Ca rejoint cette idée de catastrophisme grandissant laissant croire que les catastrophes naturelles sont plus intenses et plus nombreuses, et que ça va finir en "grand boom". On n'observe pas encore d'augmentation significative du nombre de catastrophes et de leurs intensités.


4/ Confondre cyclone et tornade.

Ces deux phénomènes n'ont strictement rien en commun, hormis le fait qu'ils peuvent produire des vents violents.
Le cyclone est un système nuageux qui se développe autour d'une dépression très creuse (càd avec une pression atmosphérique très faible en son centre), au-dessus d'un océan. Il fait aisément plusieurs centaines de kilomètre de diamètre, peut durer des semaines et se déplacer sur des milliers de kilomètres. On peut d'ailleurs facilement l'observer par satellite.
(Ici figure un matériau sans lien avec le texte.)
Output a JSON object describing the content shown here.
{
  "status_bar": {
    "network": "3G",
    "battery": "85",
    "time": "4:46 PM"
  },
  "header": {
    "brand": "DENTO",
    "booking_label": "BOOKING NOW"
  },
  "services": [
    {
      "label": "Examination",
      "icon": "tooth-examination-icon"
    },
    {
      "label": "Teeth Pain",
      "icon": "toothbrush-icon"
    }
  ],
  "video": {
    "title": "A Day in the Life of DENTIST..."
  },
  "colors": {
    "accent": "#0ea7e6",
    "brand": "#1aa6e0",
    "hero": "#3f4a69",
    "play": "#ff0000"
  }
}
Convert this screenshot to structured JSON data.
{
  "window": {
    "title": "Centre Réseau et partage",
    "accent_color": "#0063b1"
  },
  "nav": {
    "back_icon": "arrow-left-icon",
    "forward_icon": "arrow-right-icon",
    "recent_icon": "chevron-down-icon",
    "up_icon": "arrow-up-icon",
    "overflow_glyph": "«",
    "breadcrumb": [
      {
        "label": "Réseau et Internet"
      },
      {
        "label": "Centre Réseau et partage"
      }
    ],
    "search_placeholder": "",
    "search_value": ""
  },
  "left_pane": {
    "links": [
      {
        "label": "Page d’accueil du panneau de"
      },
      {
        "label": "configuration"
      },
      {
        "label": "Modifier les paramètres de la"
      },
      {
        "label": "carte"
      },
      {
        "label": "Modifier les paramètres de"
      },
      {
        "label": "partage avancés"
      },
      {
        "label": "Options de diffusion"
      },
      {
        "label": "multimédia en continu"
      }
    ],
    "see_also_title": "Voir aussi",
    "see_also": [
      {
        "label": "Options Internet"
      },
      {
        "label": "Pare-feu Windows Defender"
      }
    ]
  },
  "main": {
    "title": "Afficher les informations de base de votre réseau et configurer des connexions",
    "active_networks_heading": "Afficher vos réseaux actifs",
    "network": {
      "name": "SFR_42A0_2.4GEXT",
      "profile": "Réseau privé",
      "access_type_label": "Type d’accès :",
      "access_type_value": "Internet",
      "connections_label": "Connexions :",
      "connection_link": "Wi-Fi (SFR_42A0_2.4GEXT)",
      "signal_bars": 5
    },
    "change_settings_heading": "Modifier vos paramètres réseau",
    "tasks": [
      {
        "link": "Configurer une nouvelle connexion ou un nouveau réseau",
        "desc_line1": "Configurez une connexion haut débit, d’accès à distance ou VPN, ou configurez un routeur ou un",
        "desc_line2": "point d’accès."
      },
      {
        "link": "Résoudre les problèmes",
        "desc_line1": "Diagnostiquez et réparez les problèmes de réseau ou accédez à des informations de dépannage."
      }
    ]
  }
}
La tornade est un phénomène extrêmement local. Elle se développe généralement sous un orage. Il s'agit d'un long entonnoir qui s'établit entre le nuage et le sol où circule de l'air en rotation. Elle ne dure au plus longtemps que quelques heures et a un diamètre beaucoup plus réduit (du mètre aux centaines de mètres).

 Tornade à Demigny le 10/06/2010 - crédit photo : Cédric REYNES (voir le dossier sur Keraunos)

C'est d'autant plus agaçant quand les médias eux-même font souvent la confusion et mettent une image de cyclone en parlant de tornade, et vis-versa.


5/ Ils ont déjà du mal à prévoir le temps à 7 jours, et ils osent en faire sur plusieurs siècles!

La prévision météorologique et la prévision climatique n'ont pas la même échelle, et ça change tout. En météo, on cherchera par exemple à connaitre l'intensité de la prochaine dépression qui abordera la France d'ici quelques jours. En climato, on cherchera à connaitre la moyenne générale de l'intensité des dépressions sur 100 ans.
Ainsi, la prévision climatique s'affranchit de nombreux détails et problèmes complexes spécifiques à la météo. En effet, on ne cherche pas à savoir à quel jour et à quel endroit à 100km près une tempête va se développer d'ici 2000 ans. La précision est moindre, mais largement suffisante pour une prévision climatique. Une prévision météorologique prend en compte beaucoup plus de détails mais devient vite impossible sur des périodes plus longues (plus de 15 jours).


6/ Plus on va vers le Sud et plus il fait chaud : En Australie c'est torride.

Plus on va vers le Sud, plus il fait chaud en moyenne... Jusqu'à l'équateur. Mais après ça s'inverse! La météorologie à l'échelle du globe présente une symétrie par rapport à l'équateur. Ainsi, dans l'hémisphère sud, plus on va vers le Sud, plus il fait froid. Néanmoins, l'hémisphère sud a la particularité d'être essentiellement constitué d'océans, la majorité des terres se trouvant dans l'hémisphère nord, ce pourquoi on trouve moins d'endroits "peuplés" avec un climat similaire à celui qu'on a dans nos latitudes, et peut ainsi donner l'impression que l'hémisphère sud est plus chaud.

Température moyenne annuelle à la surface de la planète


7/ Il fait super froid, on va surement avoir de la neige, voire même de la grêle!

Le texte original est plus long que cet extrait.